The main inspiration for our progress-focused approach is the work by Insoo Kim Berg, Steve de Shazer and their colleagues of the Brief Family Therapy Center (read all about it here). These pioneers, building on the work of Milton Erickson, The Mental Research Institute, and others, developed the core of what is now known as solution-focused brief therapy.

We – and many other people – started applying the principles and techniques outside the context of psychotherapy, some 13 years ago. In recent years, we have started to call our approach ‘the progress-focused approach’. We are still indebted to the work by de Shazer, Berg and others but our approach has evolved in different directions than mainstream solution-focused work seems to have evolved.

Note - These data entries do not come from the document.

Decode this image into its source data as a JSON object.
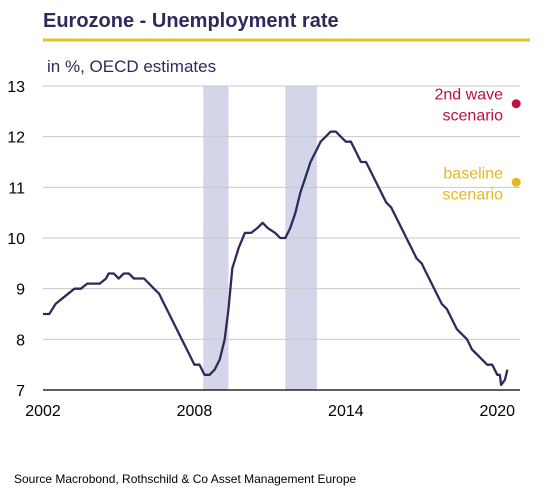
{
  "header": {
    "title": "Eurozone - Unemployment rate",
    "subtitle": "in %, OECD estimates"
  },
  "footer": {
    "source": "Source Macrobond, Rothschild & Co Asset Management Europe"
  },
  "colors": {
    "title": "#2e2a5c",
    "accent_line": "#e8c12a",
    "series_line": "#2e2a5c",
    "recession_band": "#d3d6e8",
    "scenario_2nd_wave": "#c0103c",
    "scenario_baseline": "#e3b81d",
    "axis_text": "#000000"
  },
  "chart_data": {
    "type": "line",
    "title": "Eurozone - Unemployment rate",
    "subtitle": "in %, OECD estimates",
    "xlabel": "",
    "ylabel": "",
    "xlim": [
      2002.0,
      2020.9
    ],
    "ylim": [
      7,
      13
    ],
    "y_ticks": [
      7,
      8,
      9,
      10,
      11,
      12,
      13
    ],
    "x_ticks": [
      {
        "value": 2002,
        "label": "2002"
      },
      {
        "value": 2008,
        "label": "2008"
      },
      {
        "value": 2014,
        "label": "2014"
      },
      {
        "value": 2020,
        "label": "2020"
      }
    ],
    "grid": true,
    "shaded_periods": [
      {
        "start": 2008.35,
        "end": 2009.35
      },
      {
        "start": 2011.6,
        "end": 2012.85
      }
    ],
    "series": [
      {
        "points": [
          [
            2002.0,
            8.5
          ],
          [
            2002.25,
            8.5
          ],
          [
            2002.5,
            8.7
          ],
          [
            2002.75,
            8.8
          ],
          [
            2003.0,
            8.9
          ],
          [
            2003.25,
            9.0
          ],
          [
            2003.5,
            9.0
          ],
          [
            2003.75,
            9.1
          ],
          [
            2004.0,
            9.1
          ],
          [
            2004.25,
            9.1
          ],
          [
            2004.5,
            9.2
          ],
          [
            2004.6,
            9.3
          ],
          [
            2004.8,
            9.3
          ],
          [
            2005.0,
            9.2
          ],
          [
            2005.2,
            9.3
          ],
          [
            2005.4,
            9.3
          ],
          [
            2005.6,
            9.2
          ],
          [
            2006.0,
            9.2
          ],
          [
            2006.2,
            9.1
          ],
          [
            2006.4,
            9.0
          ],
          [
            2006.6,
            8.9
          ],
          [
            2006.8,
            8.7
          ],
          [
            2007.0,
            8.5
          ],
          [
            2007.2,
            8.3
          ],
          [
            2007.4,
            8.1
          ],
          [
            2007.6,
            7.9
          ],
          [
            2007.8,
            7.7
          ],
          [
            2008.0,
            7.5
          ],
          [
            2008.2,
            7.5
          ],
          [
            2008.4,
            7.3
          ],
          [
            2008.6,
            7.3
          ],
          [
            2008.8,
            7.4
          ],
          [
            2009.0,
            7.6
          ],
          [
            2009.2,
            8.0
          ],
          [
            2009.35,
            8.6
          ],
          [
            2009.5,
            9.4
          ],
          [
            2009.75,
            9.8
          ],
          [
            2010.0,
            10.1
          ],
          [
            2010.25,
            10.1
          ],
          [
            2010.5,
            10.2
          ],
          [
            2010.7,
            10.3
          ],
          [
            2010.9,
            10.2
          ],
          [
            2011.2,
            10.1
          ],
          [
            2011.4,
            10.0
          ],
          [
            2011.6,
            10.0
          ],
          [
            2011.8,
            10.2
          ],
          [
            2012.0,
            10.5
          ],
          [
            2012.2,
            10.9
          ],
          [
            2012.4,
            11.2
          ],
          [
            2012.6,
            11.5
          ],
          [
            2012.8,
            11.7
          ],
          [
            2013.0,
            11.9
          ],
          [
            2013.2,
            12.0
          ],
          [
            2013.4,
            12.1
          ],
          [
            2013.6,
            12.1
          ],
          [
            2013.8,
            12.0
          ],
          [
            2014.0,
            11.9
          ],
          [
            2014.2,
            11.9
          ],
          [
            2014.4,
            11.7
          ],
          [
            2014.6,
            11.5
          ],
          [
            2014.8,
            11.5
          ],
          [
            2015.0,
            11.3
          ],
          [
            2015.2,
            11.1
          ],
          [
            2015.4,
            10.9
          ],
          [
            2015.6,
            10.7
          ],
          [
            2015.8,
            10.6
          ],
          [
            2016.0,
            10.4
          ],
          [
            2016.2,
            10.2
          ],
          [
            2016.4,
            10.0
          ],
          [
            2016.6,
            9.8
          ],
          [
            2016.8,
            9.6
          ],
          [
            2017.0,
            9.5
          ],
          [
            2017.2,
            9.3
          ],
          [
            2017.4,
            9.1
          ],
          [
            2017.6,
            8.9
          ],
          [
            2017.8,
            8.7
          ],
          [
            2018.0,
            8.6
          ],
          [
            2018.2,
            8.4
          ],
          [
            2018.4,
            8.2
          ],
          [
            2018.6,
            8.1
          ],
          [
            2018.8,
            8.0
          ],
          [
            2019.0,
            7.8
          ],
          [
            2019.2,
            7.7
          ],
          [
            2019.4,
            7.6
          ],
          [
            2019.6,
            7.5
          ],
          [
            2019.8,
            7.5
          ],
          [
            2020.0,
            7.3
          ],
          [
            2020.1,
            7.3
          ],
          [
            2020.15,
            7.1
          ],
          [
            2020.3,
            7.2
          ],
          [
            2020.4,
            7.4
          ]
        ]
      }
    ],
    "annotations": [
      {
        "lines": [
          "2nd wave",
          "scenario"
        ],
        "x": 2020.75,
        "y": 12.65,
        "color": "#c0103c"
      },
      {
        "lines": [
          "baseline",
          "scenario"
        ],
        "x": 2020.75,
        "y": 11.1,
        "color": "#e3b81d"
      }
    ]
  }
}
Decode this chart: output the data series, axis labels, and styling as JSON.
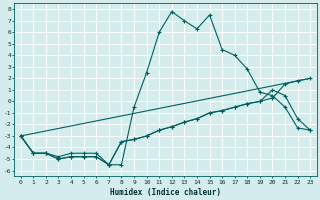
{
  "xlabel": "Humidex (Indice chaleur)",
  "bg_color": "#d4ecec",
  "grid_color": "#ffffff",
  "line_color": "#006060",
  "xlim": [
    -0.5,
    23.5
  ],
  "ylim": [
    -6.5,
    8.5
  ],
  "x_ticks": [
    0,
    1,
    2,
    3,
    4,
    5,
    6,
    7,
    8,
    9,
    10,
    11,
    12,
    13,
    14,
    15,
    16,
    17,
    18,
    19,
    20,
    21,
    22,
    23
  ],
  "y_ticks": [
    -6,
    -5,
    -4,
    -3,
    -2,
    -1,
    0,
    1,
    2,
    3,
    4,
    5,
    6,
    7,
    8
  ],
  "curve1_x": [
    0,
    1,
    2,
    3,
    4,
    5,
    6,
    7,
    8,
    9,
    10,
    11,
    12,
    13,
    14,
    15,
    16,
    17,
    18,
    19,
    20,
    21,
    22,
    23
  ],
  "curve1_y": [
    -3,
    -4.5,
    -4.5,
    -5,
    -4.8,
    -4.8,
    -4.8,
    -5.5,
    -5.5,
    -0.5,
    2.5,
    6.0,
    7.8,
    7.0,
    6.3,
    7.5,
    4.5,
    4.0,
    2.8,
    0.8,
    0.5,
    -0.5,
    -2.3,
    -2.5
  ],
  "curve2_x": [
    0,
    1,
    2,
    3,
    4,
    5,
    6,
    7,
    8,
    9,
    10,
    11,
    12,
    13,
    14,
    15,
    16,
    17,
    18,
    19,
    20,
    21,
    22,
    23
  ],
  "curve2_y": [
    -3,
    -4.5,
    -4.5,
    -5.0,
    -4.8,
    -4.8,
    -4.8,
    -5.5,
    -3.5,
    -3.3,
    -3.0,
    -2.5,
    -2.2,
    -1.8,
    -1.5,
    -1.0,
    -0.8,
    -0.5,
    -0.2,
    0.0,
    1.0,
    0.5,
    -1.5,
    -2.5
  ],
  "curve3_x": [
    0,
    1,
    2,
    3,
    4,
    5,
    6,
    7,
    8,
    9,
    10,
    11,
    12,
    13,
    14,
    15,
    16,
    17,
    18,
    19,
    20,
    21,
    22,
    23
  ],
  "curve3_y": [
    -3,
    -4.5,
    -4.5,
    -4.8,
    -4.5,
    -4.5,
    -4.5,
    -5.5,
    -3.5,
    -3.3,
    -3.0,
    -2.5,
    -2.2,
    -1.8,
    -1.5,
    -1.0,
    -0.8,
    -0.5,
    -0.2,
    0.0,
    0.3,
    1.5,
    1.8,
    2.0
  ],
  "curve4_x": [
    0,
    23
  ],
  "curve4_y": [
    -3.0,
    2.0
  ]
}
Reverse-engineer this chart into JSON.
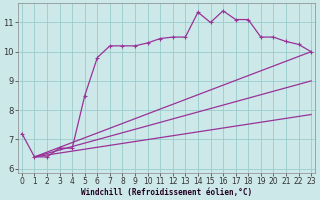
{
  "xlabel": "Windchill (Refroidissement éolien,°C)",
  "background_color": "#cce8e8",
  "grid_color": "#99cccc",
  "line_color": "#993399",
  "x_ticks": [
    0,
    1,
    2,
    3,
    4,
    5,
    6,
    7,
    8,
    9,
    10,
    11,
    12,
    13,
    14,
    15,
    16,
    17,
    18,
    19,
    20,
    21,
    22,
    23
  ],
  "y_ticks": [
    6,
    7,
    8,
    9,
    10,
    11
  ],
  "xlim": [
    -0.3,
    23.3
  ],
  "ylim": [
    5.85,
    11.65
  ],
  "main_line": {
    "x": [
      0,
      1,
      2,
      3,
      4,
      5,
      6,
      7,
      8,
      9,
      10,
      11,
      12,
      13,
      14,
      15,
      16,
      17,
      18,
      19,
      20,
      21,
      22,
      23
    ],
    "y": [
      7.2,
      6.4,
      6.4,
      6.7,
      6.7,
      8.5,
      9.8,
      10.2,
      10.2,
      10.2,
      10.3,
      10.45,
      10.5,
      10.5,
      11.35,
      11.0,
      11.4,
      11.1,
      11.1,
      10.5,
      10.5,
      10.35,
      10.25,
      10.0
    ]
  },
  "straight_lines": [
    {
      "x0": 1,
      "y0": 6.4,
      "x1": 23,
      "y1": 10.0
    },
    {
      "x0": 1,
      "y0": 6.4,
      "x1": 23,
      "y1": 9.0
    },
    {
      "x0": 1,
      "y0": 6.4,
      "x1": 23,
      "y1": 7.85
    }
  ],
  "tick_fontsize": 5.5,
  "xlabel_fontsize": 5.5,
  "linewidth": 0.9,
  "markersize": 2.5
}
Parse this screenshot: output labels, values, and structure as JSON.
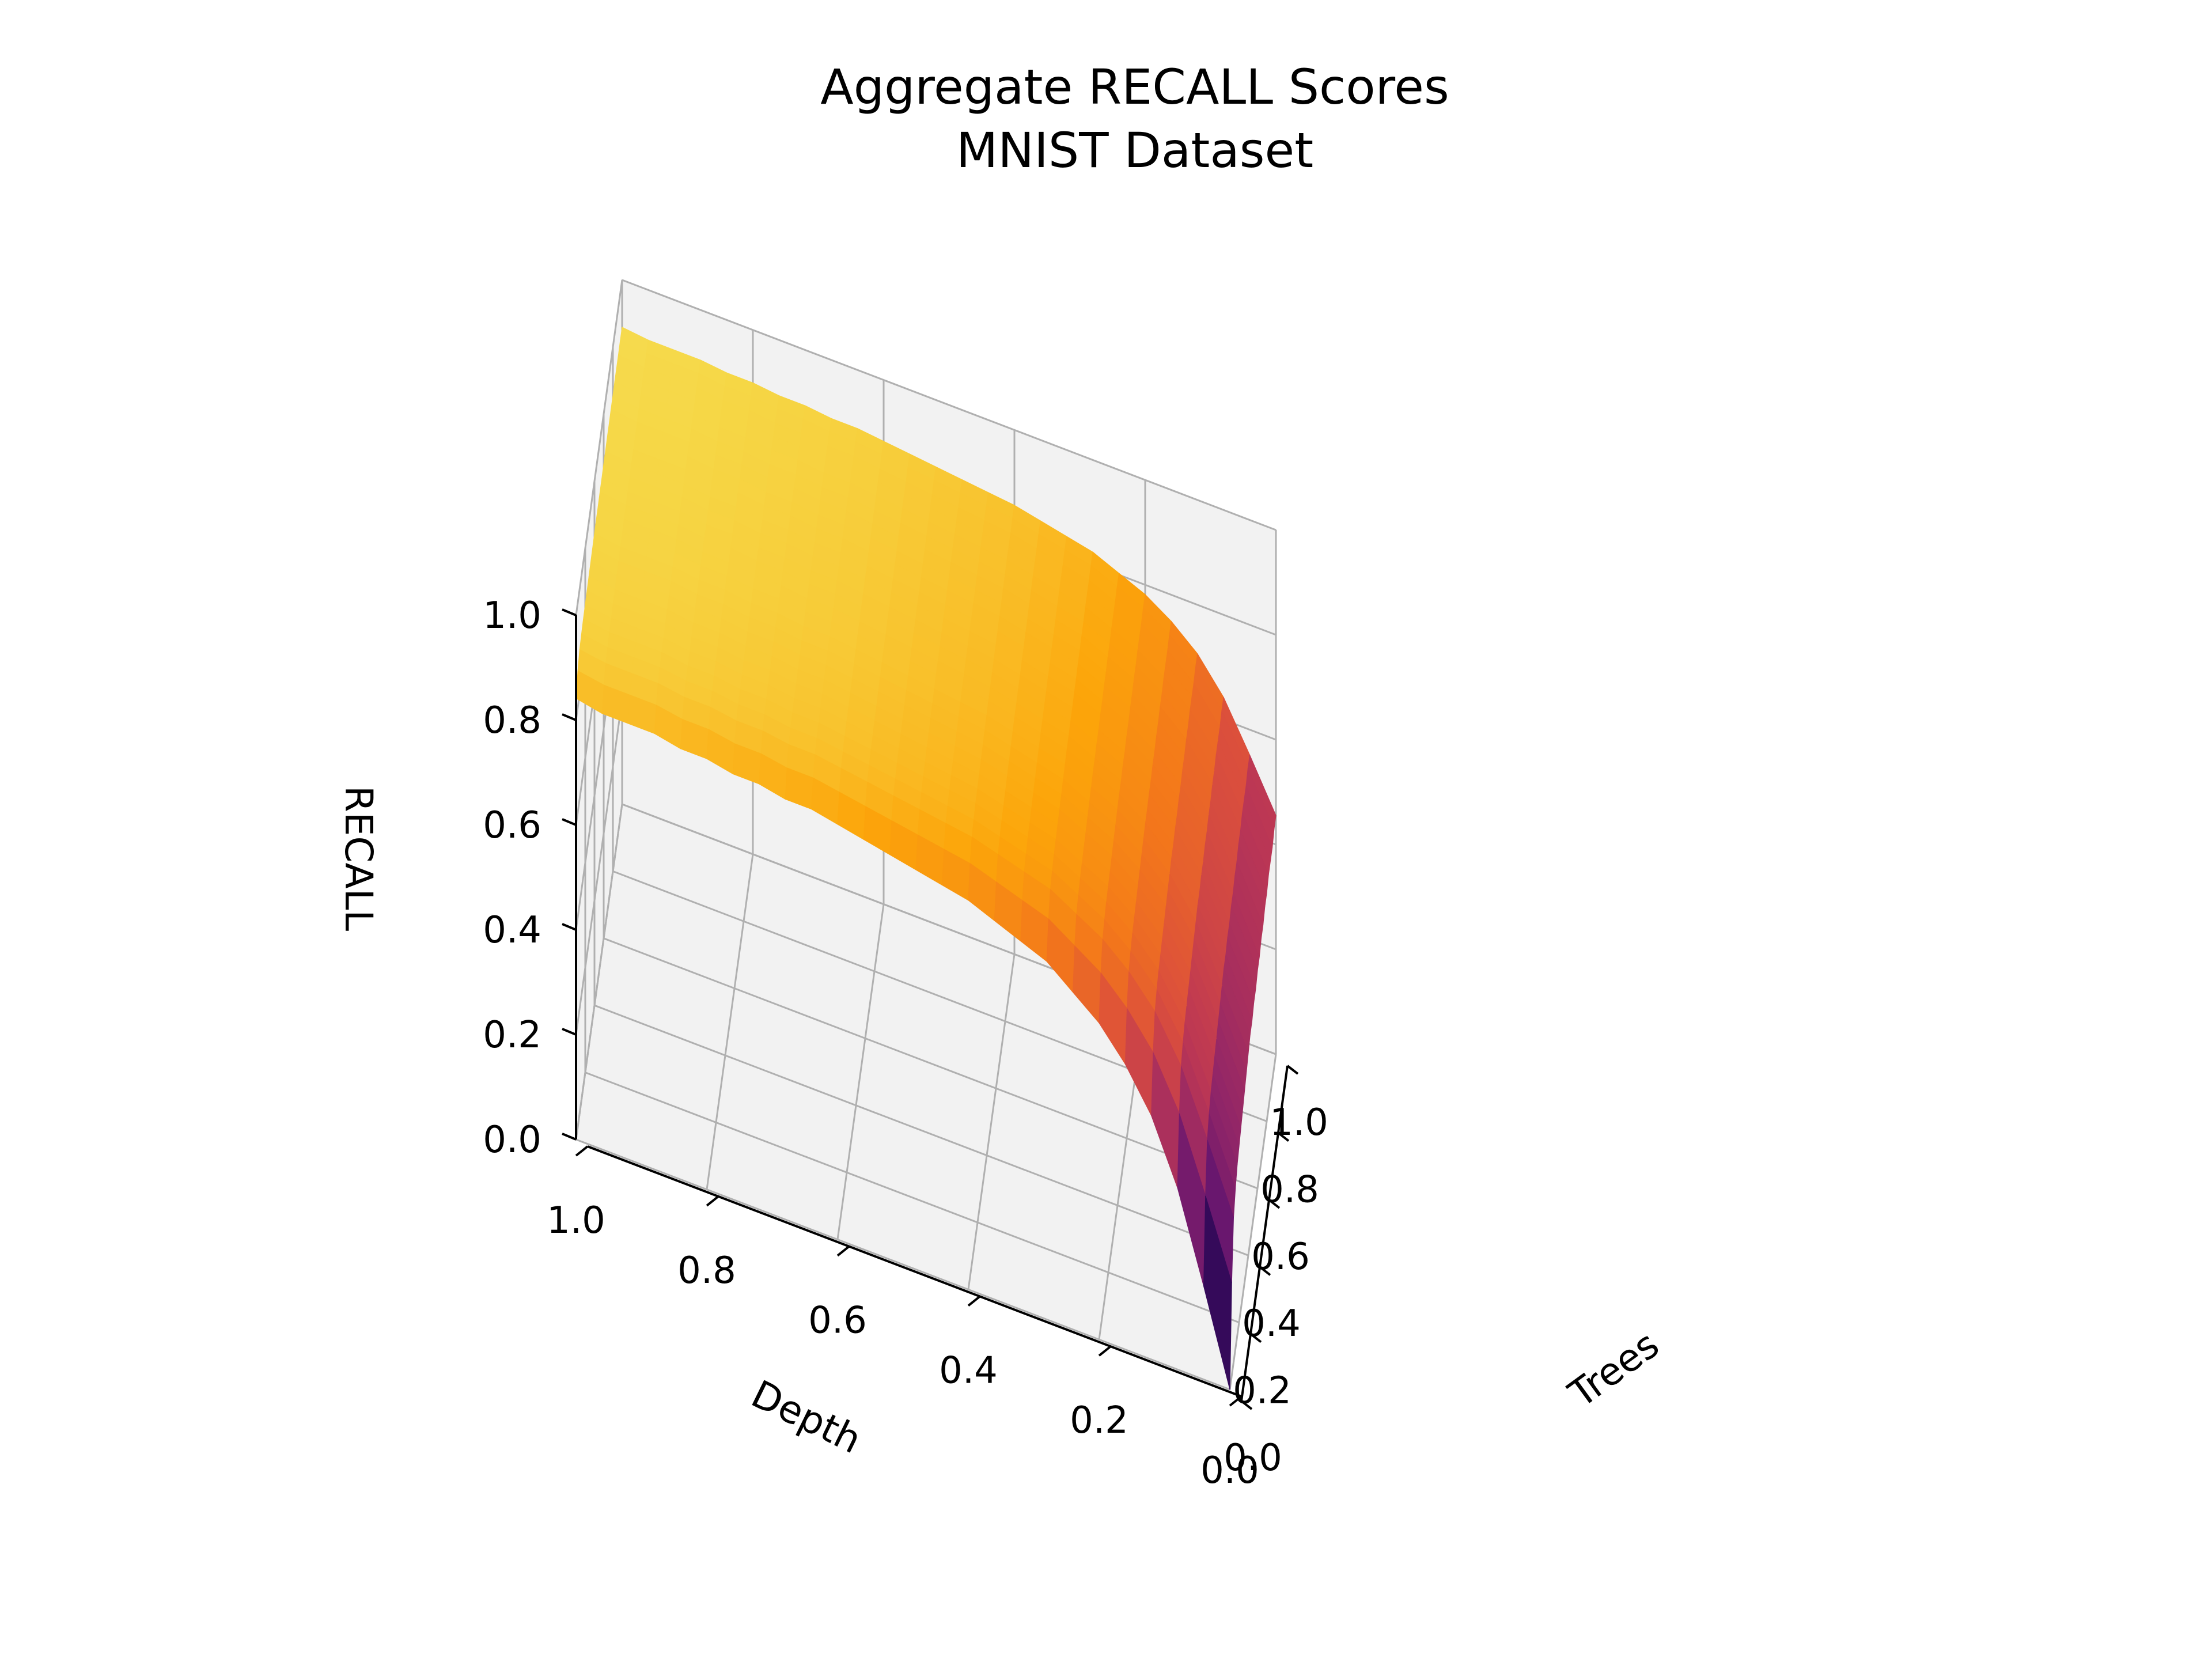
{
  "chart_data": {
    "type": "surface3d",
    "title": "Aggregate RECALL Scores",
    "subtitle": "MNIST Dataset",
    "x_axis": {
      "label": "Trees",
      "range": [
        0,
        1
      ],
      "ticks": [
        "0.0",
        "0.2",
        "0.4",
        "0.6",
        "0.8",
        "1.0"
      ]
    },
    "y_axis": {
      "label": "Depth",
      "range": [
        0,
        1
      ],
      "ticks": [
        "0.0",
        "0.2",
        "0.4",
        "0.6",
        "0.8",
        "1.0"
      ]
    },
    "z_axis": {
      "label": "RECALL",
      "range": [
        0,
        1
      ],
      "ticks": [
        "0.0",
        "0.2",
        "0.4",
        "0.6",
        "0.8",
        "1.0"
      ]
    },
    "colormap": "inferno",
    "grid": true,
    "surface": {
      "trees": [
        0,
        0.04,
        0.08,
        0.12,
        0.16,
        0.2,
        0.24,
        0.28,
        0.32,
        0.36,
        0.4,
        0.44,
        0.48,
        0.52,
        0.56,
        0.6,
        0.64,
        0.68,
        0.72,
        0.76,
        0.8,
        0.84,
        0.88,
        0.92,
        0.96,
        1.0
      ],
      "depth": [
        0,
        0.04,
        0.08,
        0.12,
        0.16,
        0.2,
        0.24,
        0.28,
        0.32,
        0.36,
        0.4,
        0.44,
        0.48,
        0.52,
        0.56,
        0.6,
        0.64,
        0.68,
        0.72,
        0.76,
        0.8,
        0.84,
        0.88,
        0.92,
        0.96,
        1.0
      ],
      "recall_at_depth_0": [
        0.0,
        0.18,
        0.28,
        0.31,
        0.33,
        0.34,
        0.35,
        0.36,
        0.37,
        0.38,
        0.39,
        0.4,
        0.4,
        0.41,
        0.41,
        0.42,
        0.42,
        0.43,
        0.43,
        0.44,
        0.44,
        0.45,
        0.45,
        0.45,
        0.46,
        0.46
      ],
      "recall_at_trees_0": [
        0.0,
        0.18,
        0.35,
        0.47,
        0.55,
        0.61,
        0.65,
        0.69,
        0.71,
        0.73,
        0.75,
        0.76,
        0.77,
        0.78,
        0.79,
        0.8,
        0.81,
        0.81,
        0.82,
        0.82,
        0.83,
        0.83,
        0.84,
        0.84,
        0.84,
        0.85
      ],
      "recall_plateau": 0.99
    }
  }
}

One concept which has emerged and has gained some popularity which we do not use is the concept of the future perfect. The term future perfect (Jackson & McKergow, 2002) refers to something which will have happened (see here). We object to the use of this concept in the context of the solution-focused approach for two reasons.

The first reason is that the word perfect, intended or not, evokes an association with a perfect future, an ideal future. This association is undesirable, as far as we are concerned. We argue that the solution-focused approach is about a better future, not about a perfect future. A focus on a perfect future is likely to backfire. When people try to imagine a perfect future, they actually tend to get lees energized because they realize how far removed they still are from that future (see for instance this study).

At the same time, it is unwise and not necessary to imagine a perfect future because it is, by definition, not attainable. Unexpected and undesirable events will always keep on happening to some extent. Thus, there will always be tensions and problems (see also The inevitability and usefulness of tensions). Tensions and problems are inherent to life. A perfect future will never come.

A second reason why we don’t think the term future perfect is a fitting one for our approach, is that, while is is true that the solution-focused approach focuses on what clients will do in the future but not on what they will have done. It focuses on ‘What will you be doing?’ instead of ‘What will you have done?’ As I have explained in previous posts, talking about future behavior is one of the most powerful and useful things in the solution-focused approach (see this and this).